Mr Tynan recognised the key to the board’s success would be ‘getting endorsement’ from the adult boards. ‘They unanimously supported the development of the YEB,’ he says. ‘They were really impressed by how much work the young people had put in. That gave us the green light, and then we started with promotion and recruitment.’

Through an informal interview process, 30 young people between the ages of 16 and 25 were selected from the 72 who originally showed an interest. The YEB did not require any funding; the resources were already embodied within the resident empowerment team.

A key moment for the YEB, as Mr Tynan explains, was recognising that the young people overwhelmingly shared the concerns of adult tenants. ‘Their main interests were the development happening in the area, housing-related issues and community safety. If I do the same exercise with adults, they are often the same priorities.’

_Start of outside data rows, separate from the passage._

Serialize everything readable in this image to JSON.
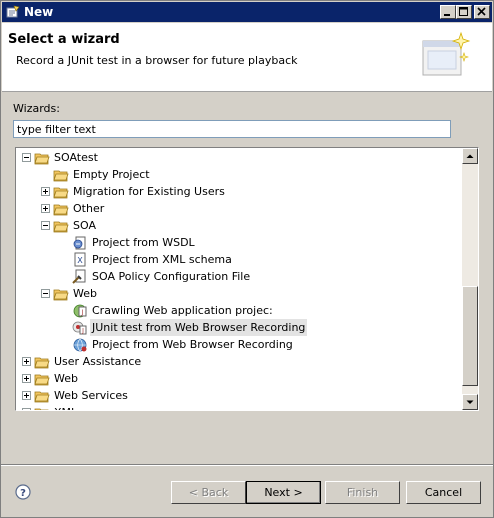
{
  "window": {
    "title": "New",
    "controls": [
      "minimize-icon",
      "maximize-icon",
      "close-icon"
    ]
  },
  "header": {
    "title": "Select a wizard",
    "description": "Record a JUnit test in a browser for future playback",
    "image": "wizard-banner-icon"
  },
  "filter": {
    "label": "Wizards:",
    "value": "type filter text"
  },
  "tree": {
    "items": [
      {
        "label": "SOAtest",
        "level": 0,
        "expander": "minus",
        "icon": "folder-open-icon"
      },
      {
        "label": "Empty Project",
        "level": 1,
        "expander": "none",
        "icon": "folder-open-icon"
      },
      {
        "label": "Migration for Existing Users",
        "level": 1,
        "expander": "plus",
        "icon": "folder-open-icon"
      },
      {
        "label": "Other",
        "level": 1,
        "expander": "plus",
        "icon": "folder-open-icon"
      },
      {
        "label": "SOA",
        "level": 1,
        "expander": "minus",
        "icon": "folder-open-icon"
      },
      {
        "label": "Project from WSDL",
        "level": 2,
        "expander": "none",
        "icon": "wsdl-project-icon"
      },
      {
        "label": "Project from XML schema",
        "level": 2,
        "expander": "none",
        "icon": "xml-schema-icon"
      },
      {
        "label": "SOA Policy Configuration File",
        "level": 2,
        "expander": "none",
        "icon": "policy-file-icon"
      },
      {
        "label": "Web",
        "level": 1,
        "expander": "minus",
        "icon": "folder-open-icon"
      },
      {
        "label": "Crawling Web application projec:",
        "level": 2,
        "expander": "none",
        "icon": "crawl-project-icon"
      },
      {
        "label": "JUnit test from Web Browser Recording",
        "level": 2,
        "expander": "none",
        "icon": "junit-recording-icon",
        "selected": true
      },
      {
        "label": "Project from Web Browser Recording",
        "level": 2,
        "expander": "none",
        "icon": "browser-recording-icon"
      },
      {
        "label": "User Assistance",
        "level": 0,
        "expander": "plus",
        "icon": "folder-open-icon"
      },
      {
        "label": "Web",
        "level": 0,
        "expander": "plus",
        "icon": "folder-open-icon"
      },
      {
        "label": "Web Services",
        "level": 0,
        "expander": "plus",
        "icon": "folder-open-icon"
      },
      {
        "label": "XML",
        "level": 0,
        "expander": "plus",
        "icon": "folder-open-icon"
      }
    ]
  },
  "buttons": {
    "back": "< Back",
    "next": "Next >",
    "finish": "Finish",
    "cancel": "Cancel",
    "help_icon": "help-icon"
  },
  "colors": {
    "titlebar": "#0a246a",
    "dialog": "#d4d0c8",
    "selection": "#e3e3e3",
    "folder": "#f2c660"
  }
}
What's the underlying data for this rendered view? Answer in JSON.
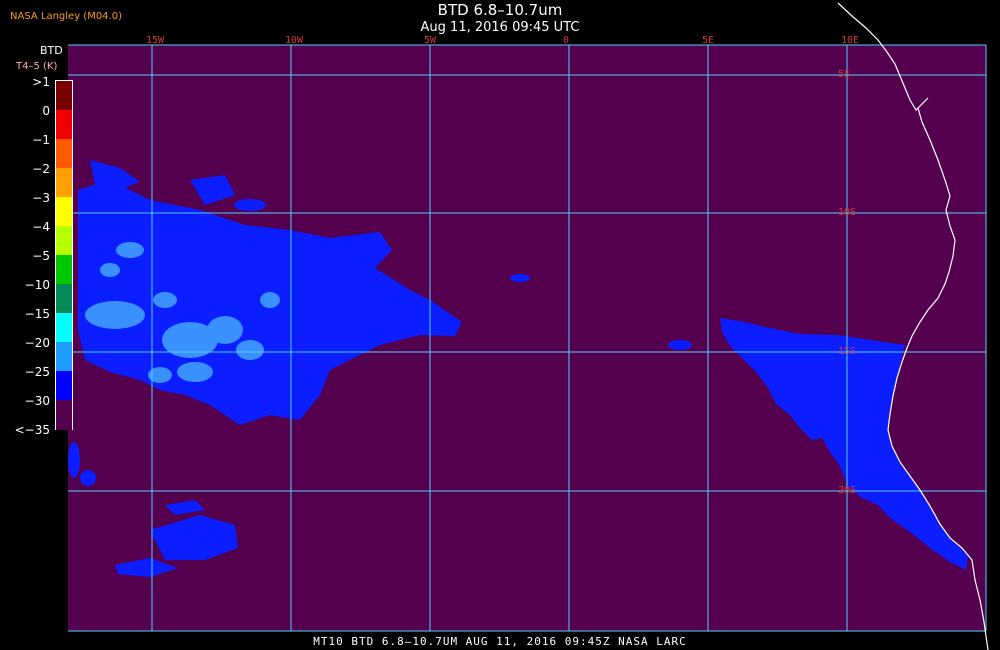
{
  "header": {
    "source": "NASA Langley (M04.0)",
    "title": "BTD 6.8–10.7um",
    "datetime": "Aug 11, 2016 09:45 UTC"
  },
  "legend": {
    "title": "BTD",
    "units": "T4–5 (K)",
    "labels": [
      ">1",
      "0",
      "−1",
      "−2",
      "−3",
      "−4",
      "−5",
      "−10",
      "−15",
      "−20",
      "−25",
      "−30",
      "<−35"
    ],
    "colors": [
      "#7a0000",
      "#ee0000",
      "#ff5a00",
      "#ff9f00",
      "#ffff00",
      "#b5ff00",
      "#00c800",
      "#008a5a",
      "#00ffff",
      "#1e9cff",
      "#0000ff",
      "#55004f"
    ]
  },
  "map": {
    "background_color": "#55004f",
    "grid_color": "#4fd0ff",
    "cloud_color": "#0a1eff",
    "cloud_light_color": "#3a90ff",
    "coast_color": "#ffffff",
    "lon_labels": [
      "15W",
      "10W",
      "5W",
      "0",
      "5E",
      "10E"
    ],
    "lat_labels": [
      "5S",
      "10S",
      "15S",
      "20S"
    ]
  },
  "footer": {
    "text": "MT10  BTD 6.8–10.7UM   AUG 11, 2016 09:45Z   NASA LARC"
  }
}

In June, two members of YEB attended the Chartered Institute of Housing annual conference in Harrogate, offering advice on how the industry can engage with young people rather than make them feel excluded. Mr Tynan is confident that YEB has put youth involvement on the national social housing map.

‘I don’t know if any other associations in the country have young people involved in governance. As far as I’m aware, Poplar HARCA is the first involving young people at that level.’

Readers' comments (1)

  • Joe Halewood

    Im all for such initiatives yet they are hardly new.

    In supported housing - that one would think the CIH would know about! - there has been young residents involved in governance as a matter of course and this has happened for decades. Go into any homeless hostel for 16-25 year olds and this is self-evident.

    For example, typical 'house rules' form part of the tenure and these are acceptable behaviour codes that can only be varied or amended with the agreement of all residents, not just a selection of them.

    This is also temporary accommodation that can be highly volatile and getting residents (fully) involved in such short-term accommodation - traditionally harder to achieve than in longer term accommodation - is the norm.

    This has been successful because things can change quickly. A weekly residents meeting can change major matters that quickly. Whereas in general needs housing it is very difficult and a lengthy time consuming process that will and does try the patience of all involved (and possibly young people even more.)

    If Poplar HARCA can keep a sustained interest by young people given these constraints then that will be a real achievement and in that I wish them good luck.